Doesn’t mental illness feel like blame sometimes? Either because we are the vicitim of circumstances, or our own brains/bodies betray us, we get a label that allows us to blame a diagnosis (sometimes) for something we need healing from.

Rejection, blame, they are strongly connected. We associate them with good or bad. Either we reject based on something not being good enough, or because it is bad.

“It’s moments like these when all my insecurities well up: not good enough,… when I’m tired or already feeling vulnerable, those whispers find a way to worm back in: You’ll never fit in. Quit trying. No one wants you. You don’t belong here.” (pg. 15, 16, Renewal, Leigh Powers)

And so, I deactivated my social media account.

I locked up even more posts to “just me”. I moved even more people into my “restricted” list and moved more contacts into my “acquaintance” list. I included my mother into those lists as well, before I left. I wanted to make sure that it was cleaned up for whenever I decide to return. I’m fairly certain I will return. But for now, I just need a break from feeling the sting of rejection from those closest to me; and from those few select family members that I was trusting with my  heart, only to have them talking about me disparagingly with each other.

Mask on.

Wall up.

Betrayal, rejection, blame. My day has been full of bitterness.

Where do you go when you are ready to throw a pity party for yourself? Alcohol? Drugs? Prayer? Loved ones? Television? Video games? Shopping? Cleaning? Reading?

Today, I chose prayer. And busyness. I had a kitchen to tidy, laundry to keep pushing through, children to teach, a fire to tend… And somehow, somewhere in the midst of that, I decided to pull out my prayer book from a dear friend and turn to prayers that reminded me of who I belonged to, who I am, and what I want God to do in me and for me.

“Praise be to the God and Father of our Lord Jesus Christ, who has blessed us in the heavenly realms with every spiritual blessing in Christ. For he chose us in him before the creation of the world to be holy and blameless in his sight.” Ephesians 1:3,4

God chose us.

God has blessed us.

God has chosen us to be holy and blameless in his sight.

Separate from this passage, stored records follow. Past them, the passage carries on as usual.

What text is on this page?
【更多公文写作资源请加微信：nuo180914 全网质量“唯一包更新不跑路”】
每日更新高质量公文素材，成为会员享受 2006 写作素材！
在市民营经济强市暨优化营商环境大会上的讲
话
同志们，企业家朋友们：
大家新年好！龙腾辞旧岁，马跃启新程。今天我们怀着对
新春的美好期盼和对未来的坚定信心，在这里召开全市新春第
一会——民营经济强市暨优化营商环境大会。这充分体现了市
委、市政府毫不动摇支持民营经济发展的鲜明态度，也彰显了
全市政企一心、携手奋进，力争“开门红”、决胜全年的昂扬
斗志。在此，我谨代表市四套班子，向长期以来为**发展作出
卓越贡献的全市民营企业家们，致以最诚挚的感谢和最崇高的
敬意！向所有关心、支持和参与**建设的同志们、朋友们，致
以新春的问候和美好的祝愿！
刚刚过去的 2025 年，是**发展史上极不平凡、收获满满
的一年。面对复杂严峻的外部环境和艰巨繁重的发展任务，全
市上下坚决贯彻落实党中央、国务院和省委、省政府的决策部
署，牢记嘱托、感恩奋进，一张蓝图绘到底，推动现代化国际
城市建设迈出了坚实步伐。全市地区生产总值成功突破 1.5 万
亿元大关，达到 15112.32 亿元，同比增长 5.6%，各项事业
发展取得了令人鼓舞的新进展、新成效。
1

No rejection. No blame. Chosen and blameless. Holy.

“When the world tells you that you don’t fit in, don’t belong, and aren’t enough, let the truth of who you are sink into your bones. God chose you.

That choice did not come without a cost. … At the cross, God irrevocably claimed this world for his own and sealed it with Christ’s blood. We are chosen.” (pg 16,17)

Satan will use whomever he can to get his lies and distractions to us. He uses our circumstances to question what God is doing and who we are in Him. “Did God really say …?”  He wants to get us into a dark place of doubt where we feel worthless, unknown, and isolated from all Truth, light, and goodness.

After my prayertime, I felt the pull to come write about the next devotional and was presented with this one on rejection. A wry smile. Isn’t God’s timing impeccable? And so I have written and read and processed through to where I’ve been reminded of my worth in God’s eyes.

I wonder if the reason that God took away the Tree of Life in the Garden of Eden, was so that we couldn’t just take life from something we could find and grow and tend on our own, apart from God; but because God wanted us to always have to come to Him for Life. Each blessed person whom He has created for a loving relationship with Himself has to seek Him out.

May He who never leaves or forsakes us, soothe our wounded hearts and remind us of our great worth in His sight.